Merci des précisions j'avoue que je ne connais pas du tout les mangas d'Hideshi Hino. Je n'ai vu que deux des Guinea Pig mais cela me suffit pour quelques temps, ces expériences gores nécessitent un certain temps de digestion ! Surtout que je pense comme tu le dis que je n'apprécierais Flowers of flesh and bones car le style snuff avec tortures gratuites et ambigües c'est pas ma tasse de thé car en tout cas pour Devil's experiment j'ai trouvé qu'à part ce côté dérangeant avec l'aspect faussement réel le film était inintéressant et vain.

Epikt 21/07/2008 15:38

le meilleur Guinea PigJe ne me souviens plus si ce film est effectivement adapté d'un manga, mais il est à mettre en relation avec le chef-d'oeuvre de Hideshi Hino 'Panorama de l'enfer' où il développe les mêmes obsessions. De mémoire le peintre y déclare un truc du genre "pour peindre mes toiles je bois de l'acide chlorhydrique et je vomi des litres de sang", tu devrais faire le rapprochement avec 'Mermaid in the Manhole'.
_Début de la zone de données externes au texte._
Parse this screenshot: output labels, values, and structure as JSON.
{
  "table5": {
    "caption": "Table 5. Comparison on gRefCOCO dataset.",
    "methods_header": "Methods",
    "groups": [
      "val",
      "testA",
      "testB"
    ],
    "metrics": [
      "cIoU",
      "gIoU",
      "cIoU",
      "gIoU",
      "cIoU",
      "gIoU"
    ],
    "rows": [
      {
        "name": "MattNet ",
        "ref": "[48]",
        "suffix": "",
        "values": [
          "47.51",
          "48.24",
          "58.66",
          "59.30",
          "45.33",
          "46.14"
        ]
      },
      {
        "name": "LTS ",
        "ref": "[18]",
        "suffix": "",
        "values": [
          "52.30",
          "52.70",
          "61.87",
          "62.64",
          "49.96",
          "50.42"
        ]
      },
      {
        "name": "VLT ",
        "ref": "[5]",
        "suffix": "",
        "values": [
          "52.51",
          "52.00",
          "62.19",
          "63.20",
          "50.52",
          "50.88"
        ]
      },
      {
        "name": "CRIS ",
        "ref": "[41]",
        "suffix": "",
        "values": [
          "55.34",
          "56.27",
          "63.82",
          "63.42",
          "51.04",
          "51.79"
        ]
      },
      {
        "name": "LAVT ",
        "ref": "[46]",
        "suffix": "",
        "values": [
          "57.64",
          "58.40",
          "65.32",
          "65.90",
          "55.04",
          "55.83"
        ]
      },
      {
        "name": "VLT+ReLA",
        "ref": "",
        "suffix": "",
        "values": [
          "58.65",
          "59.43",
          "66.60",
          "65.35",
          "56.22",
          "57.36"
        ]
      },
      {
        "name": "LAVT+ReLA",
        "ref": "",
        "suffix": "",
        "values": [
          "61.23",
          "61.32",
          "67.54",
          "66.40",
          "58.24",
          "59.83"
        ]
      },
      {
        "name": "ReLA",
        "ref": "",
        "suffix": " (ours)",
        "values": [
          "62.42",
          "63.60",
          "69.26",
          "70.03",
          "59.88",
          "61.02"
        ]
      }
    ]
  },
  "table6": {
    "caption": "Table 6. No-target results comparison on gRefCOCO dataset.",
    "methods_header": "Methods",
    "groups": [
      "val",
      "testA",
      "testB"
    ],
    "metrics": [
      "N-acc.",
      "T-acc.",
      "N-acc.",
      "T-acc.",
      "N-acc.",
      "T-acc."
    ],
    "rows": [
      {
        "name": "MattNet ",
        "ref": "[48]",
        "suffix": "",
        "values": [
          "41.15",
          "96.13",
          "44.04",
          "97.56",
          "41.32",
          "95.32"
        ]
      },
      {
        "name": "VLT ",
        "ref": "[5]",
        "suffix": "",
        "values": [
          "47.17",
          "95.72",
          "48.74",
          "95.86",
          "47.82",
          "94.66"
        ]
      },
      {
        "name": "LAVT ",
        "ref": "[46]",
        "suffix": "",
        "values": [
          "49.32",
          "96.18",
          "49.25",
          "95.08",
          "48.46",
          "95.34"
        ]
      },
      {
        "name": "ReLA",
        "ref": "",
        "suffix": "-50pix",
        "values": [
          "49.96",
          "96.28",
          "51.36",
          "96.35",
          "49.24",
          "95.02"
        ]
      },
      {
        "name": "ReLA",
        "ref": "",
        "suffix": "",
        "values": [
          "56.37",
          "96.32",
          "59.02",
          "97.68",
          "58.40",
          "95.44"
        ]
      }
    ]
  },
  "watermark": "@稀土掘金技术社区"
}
Le deuxième volet de Guinea Pig ('Flowers of Flesh and Blood', également réalisé par Hino) est lui aussi intéressant, mais à la vue de ta réaction devant 'Devil's Experiment' (que, soit dit en passant, j'aime bien) je sais pas si je te le conseillerais (il adopte la même démarche de snuff, avec une ambiance plus psychée et irréelle : le tortionnaire drogue la fille pour qu'elle trouve du plaisir dans la douleur, et effectivement elle prend son pied à se faire découper en rondelles).
Pour le reste, 'He never dies' est rigolo mais très innocent, 'Devil Woman Doctor' et 'Android of Notre Dame' sont sans intérêt.